Specific terms, interest rate structures, or transaction completion timelines have not been finalized. The capital raise remains contingent on favorable market dynamics, and neither TeraWulf nor Morgan Stanley had released official statements at press time.
Substantial Revenue Over Extended Period
While the $19 billion revenue projection appears impressive, this figure is distributed across two decades rather than representing immediate cash flow. Development expenses, debt service obligations, and operational overhead will substantially reduce TeraWulf’s net proceeds.
The Kentucky installation is engineered to accommodate approximately 401 megawatts of mission-critical computational capacity. Initial operations are scheduled for the latter half of 2027, with complete buildout anticipated by the beginning of 2028.
This $3.5 billion capital raise follows several significant debt issuances. TeraWulf completed a $3.2 billion senior secured notes offering in October 2025 carrying a 7.75% coupon rate with 2030 maturity. An additional $1.3 billion was raised during December 2025.
Proceeds from those previous transactions were allocated toward expanding the company’s Lake Mariner data center facility in New York.
Strategic Pivot from Cryptocurrency Mining to AI Computing
TeraWulf’s first-quarter 2026 financial performance revealed that HPC hosting services now constitute over half of total revenues. The organization has strategically transformed into an energy infrastructure provider concentrated on artificial intelligence and high-performance computing clientele.
Fleury has contested short-seller allegations concerning elevated maintenance expenditures.

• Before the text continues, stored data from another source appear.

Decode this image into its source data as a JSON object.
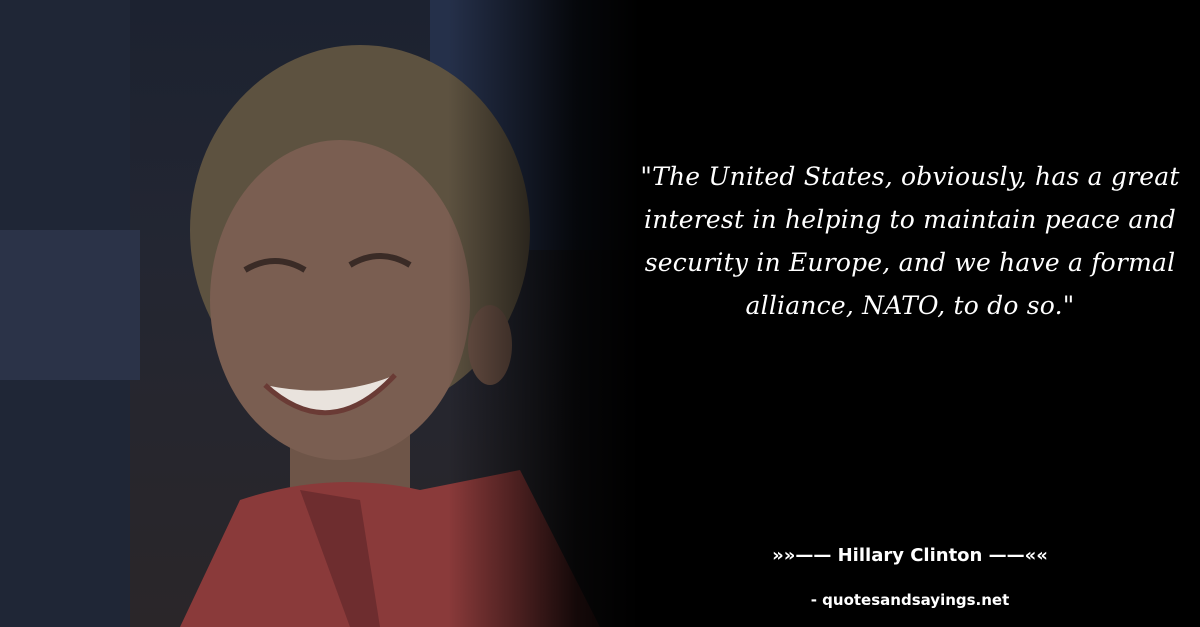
{
  "quote": {
    "text": "\"The United States, obviously, has a great interest in helping to maintain peace and security in Europe, and we have a formal alliance, NATO, to do so.\""
  },
  "author": {
    "line": "»»—— Hillary Clinton ——««"
  },
  "site": {
    "credit": "- quotesandsayings.net"
  },
  "colors": {
    "background": "#000000",
    "text": "#ffffff"
  }
}
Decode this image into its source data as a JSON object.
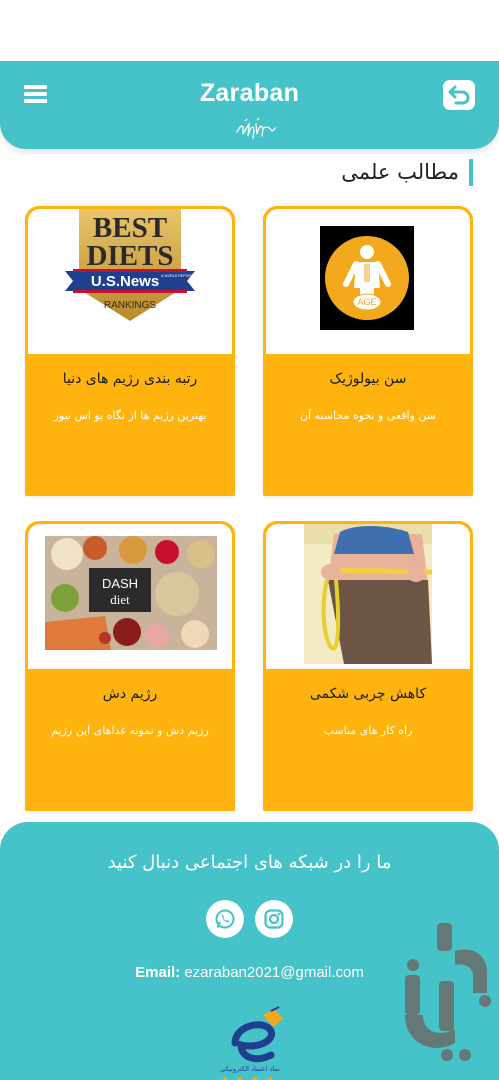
{
  "header": {
    "title": "Zaraban",
    "menu_icon": "hamburger-menu-icon",
    "back_icon": "back-arrow-icon",
    "color": "#45c3c8"
  },
  "section": {
    "title": "مطالب علمی"
  },
  "cards": [
    {
      "title": "سن بیولوژیک",
      "description": "سن واقعی و نحوه محاسبه آن",
      "image": "age-body-icon",
      "image_text": "AGE"
    },
    {
      "title": "رتبه بندی رژیم های دنیا",
      "description": "بهترین رژیم ها از نگاه یو اس نیوز",
      "image": "best-diets-usnews-logo",
      "image_text": {
        "line1": "BEST",
        "line2": "DIETS",
        "line3": "U.S.News",
        "line4": "RANKINGS",
        "small": "& WORLD REPORT"
      }
    },
    {
      "title": "کاهش چربی شکمی",
      "description": "راه کار های مناسب",
      "image": "waist-measuring-photo"
    },
    {
      "title": "رژیم دش",
      "description": "رژیم دش و نمونه غداهای این رژیم",
      "image": "dash-diet-food-photo",
      "image_text": {
        "line1": "DASH",
        "line2": "diet"
      }
    }
  ],
  "card_color": "#ffb30f",
  "footer": {
    "follow_text": "ما را در شبکه های اجتماعی دنبال کنید",
    "email_label": "Email:",
    "email": "ezaraban2021@gmail.com",
    "badge": "enamad-trust-badge",
    "badge_text": "نماد اعتماد الکترونیکی"
  }
}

He contends that clients bear responsibility for servers, processors, and technological refreshes — TeraWulf exclusively delivers power supply and physical facilities.
This operational distinction carries significance for how market participants project ongoing cost structures.
Nevertheless, unanswered questions linger. Investor examination of insider equity transactions has intensified, with Bitcoin mining advisory Blocksbridge Consulting recently highlighting TeraWulf as illustrative of this pattern.
The organization must also finalize Kentucky campus construction before realizing the complete contracted revenue associated with the Anthropic agreement.
Fleury has emphasized that the extended lease framework minimizes the types of recurring upgrade and reconfiguration expenses that conventionally burden data center operators. TeraWulf’s Q1 2026 financial results demonstrated that contracted lease arrangements are already diminishing the company’s vulnerability to Bitcoin price volatility.